What Hutton is doing is bringing the theory into line with the practice. As far as Ed Miliband is concerned, he’s preaching to the converted as the Labour leader is already on record as saying he wants “a capitalism that works for people and not the other way around” (Observer, 29 August).
“Bad capitalism”, according to Hutton, is “a universe of bloated incumbents, politically fixed markets, productive entrepreneurs forced to the sidelines and too little public investment. It cares little for the condition and risks of the people.” And good capitalism? It, says Hutton, has
“two key properties – a system of business ownership in which the returns to owners and managers is proportional to the risk being undertaken rather than winners taking all, along with politically and socially constructed institutions that help mitigate risk, thus allowing more to be taken.”

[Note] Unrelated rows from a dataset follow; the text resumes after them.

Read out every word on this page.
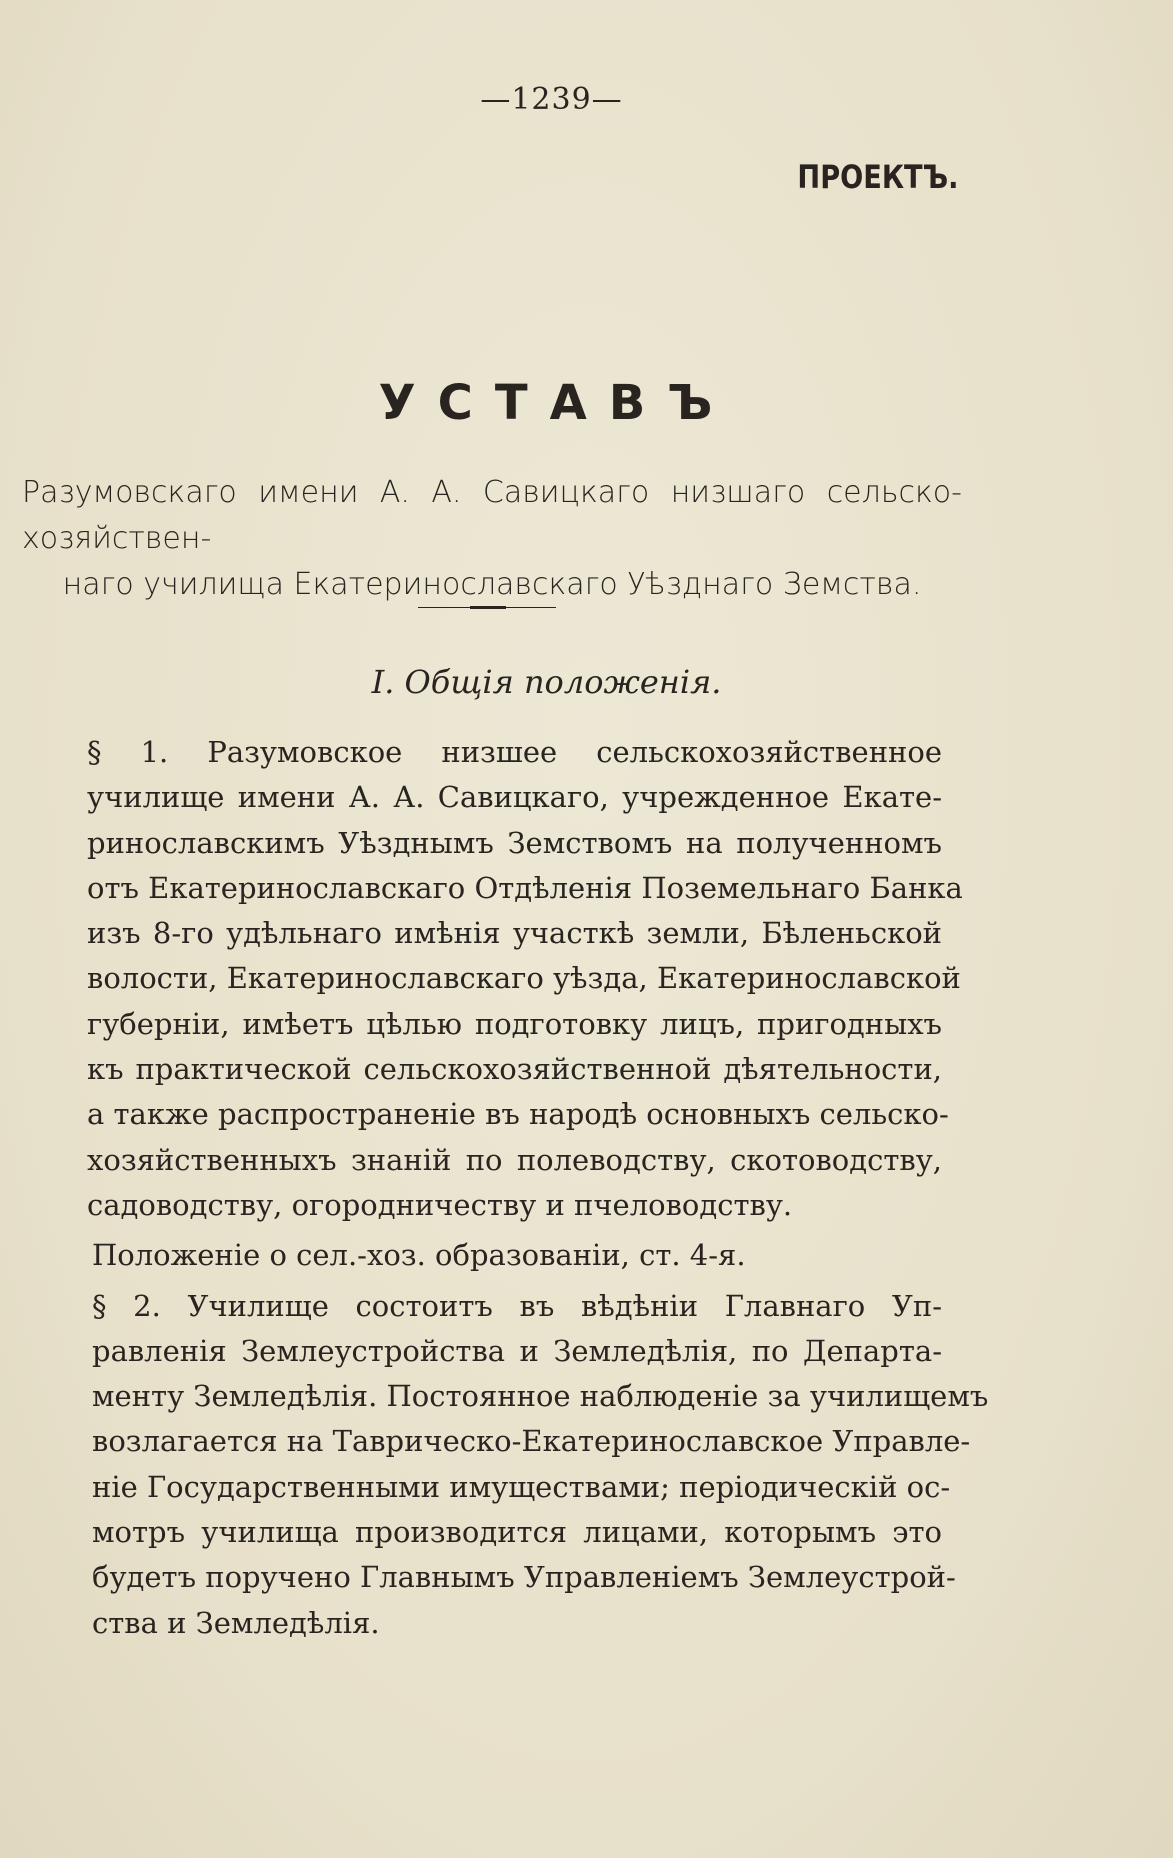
—1239—
ПРОЕКТЪ.
УСТАВЪ
Разумовскаго имени А. А. Савицкаго низшаго сельско-хозяйствен-
наго училища Екатеринославскаго Уѣзднаго Земства.
I. Общія положенія.

§ 1. Разумовское низшее сельскохозяйственное
училище имени А. А. Савицкаго, учрежденное Екате-
ринославскимъ Уѣзднымъ Земствомъ на полученномъ
отъ Екатеринославскаго Отдѣленія Поземельнаго Банка
изъ 8-го удѣльнаго имѣнія участкѣ земли, Бѣленьской
волости, Екатеринославскаго уѣзда, Екатеринославской
губерніи, имѣетъ цѣлью подготовку лицъ, пригодныхъ
къ практической сельскохозяйственной дѣятельности,
а также распространеніе въ народѣ основныхъ сельско-
хозяйственныхъ знаній по полеводству, скотоводству,
садоводству, огородничеству и пчеловодству.

Положеніе о сел.-хоз. образованіи, ст. 4-я.

§ 2. Училище состоитъ въ вѣдѣніи Главнаго Уп-
равленія Землеустройства и Земледѣлія, по Департа-
менту Земледѣлія. Постоянное наблюденіе за училищемъ
возлагается на Таврическо-Екатеринославское Управле-
ніе Государственными имуществами; періодическій ос-
мотръ училища производится лицами, которымъ это
будетъ поручено Главнымъ Управленіемъ Землеустрой-
ства и Земледѣлія.
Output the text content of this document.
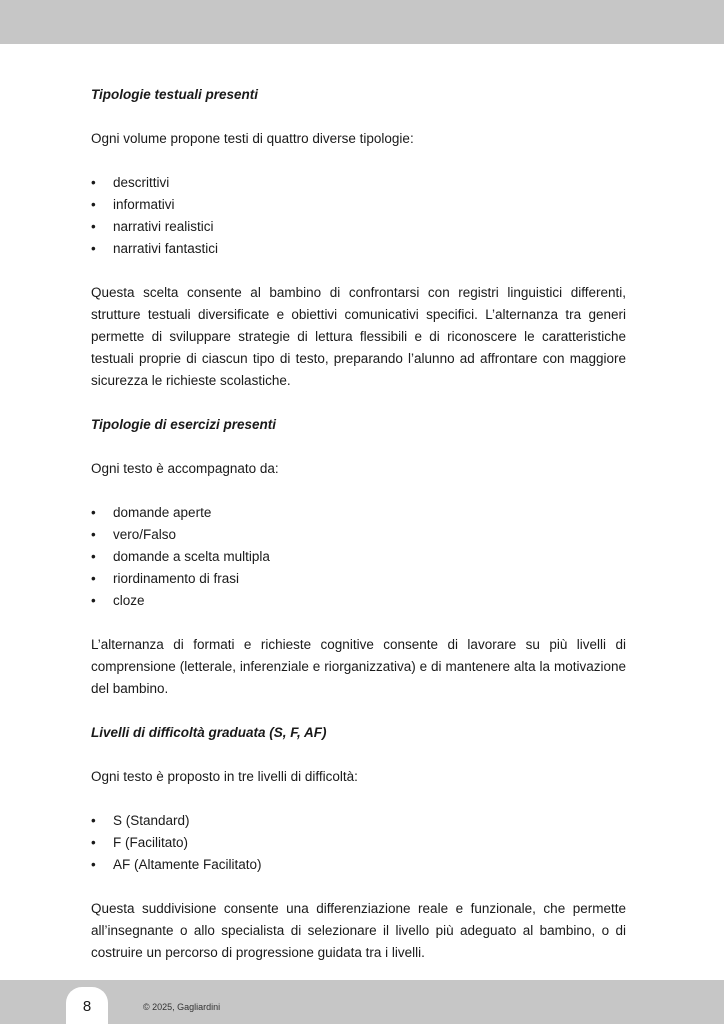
Tipologie testuali presenti

Ogni volume propone testi di quattro diverse tipologie:

•	descrittivi
•	informativi
•	narrativi realistici
•	narrativi fantastici

Questa scelta consente al bambino di confrontarsi con registri linguistici differenti, strutture testuali diversificate e obiettivi comunicativi specifici. L’alternanza tra generi permette di sviluppare strategie di lettura flessibili e di riconoscere le caratteristiche testuali proprie di ciascun tipo di testo, preparando l’alunno ad affrontare con maggiore sicurezza le richieste scolastiche.

Tipologie di esercizi presenti

Ogni testo è accompagnato da:

•	domande aperte
•	vero/Falso
•	domande a scelta multipla
•	riordinamento di frasi
•	cloze

L’alternanza di formati e richieste cognitive consente di lavorare su più livelli di comprensione (letterale, inferenziale e riorganizzativa) e di mantenere alta la motivazione del bambino.

Livelli di difficoltà graduata (S, F, AF)

Ogni testo è proposto in tre livelli di difficoltà:

•	S (Standard)
•	F (Facilitato)
•	AF (Altamente Facilitato)

Questa suddivisione consente una differenziazione reale e funzionale, che permette all’insegnante o allo specialista di selezionare il livello più adeguato al bambino, o di costruire un percorso di progressione guidata tra i livelli.

8	© 2025, Gagliardini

This is how capitalism according to its theorists is ideally supposed to function. But even if it did function in this way, there would still be minority class ownership, production for profit, and the division of society into rich and poor. In fact, for Hutton, there are also good capitalists and bad capitalists:
“Social democrats should properly distinguish between the deserving and undeserving rich.”
He then added, curiously:
“They should also be prepared to distinguish between the deserving and undeserving worker – and the deserving and undeserving poor. Marx made this point to the French socialists in his critique of the ‘Gotha Programme’.”
Hutton may know about the Enlightenment but he clearly doesn’t know about Marx. The fact that Gotha is in Germany should have been a hint that Marx was addressing German rather than French socialists. And there’s nothing in what Marx wrote there about deserving and undeserving workers. Hutton has presumably misinterpreted the labour-time voucher scheme Marx mentioned.
What Hutton fails to understand is that capitalism is based on the exploitation of wage-labour for surplus value and is governed by the imperative drive to accumulate more and more capital out of this. Which is why it can never be made to work “to meet the ambitions and needs of ordinary people” and why it can only work as a profit-making system in the interests of those who live off profits.
There is no such thing as a good capitalism.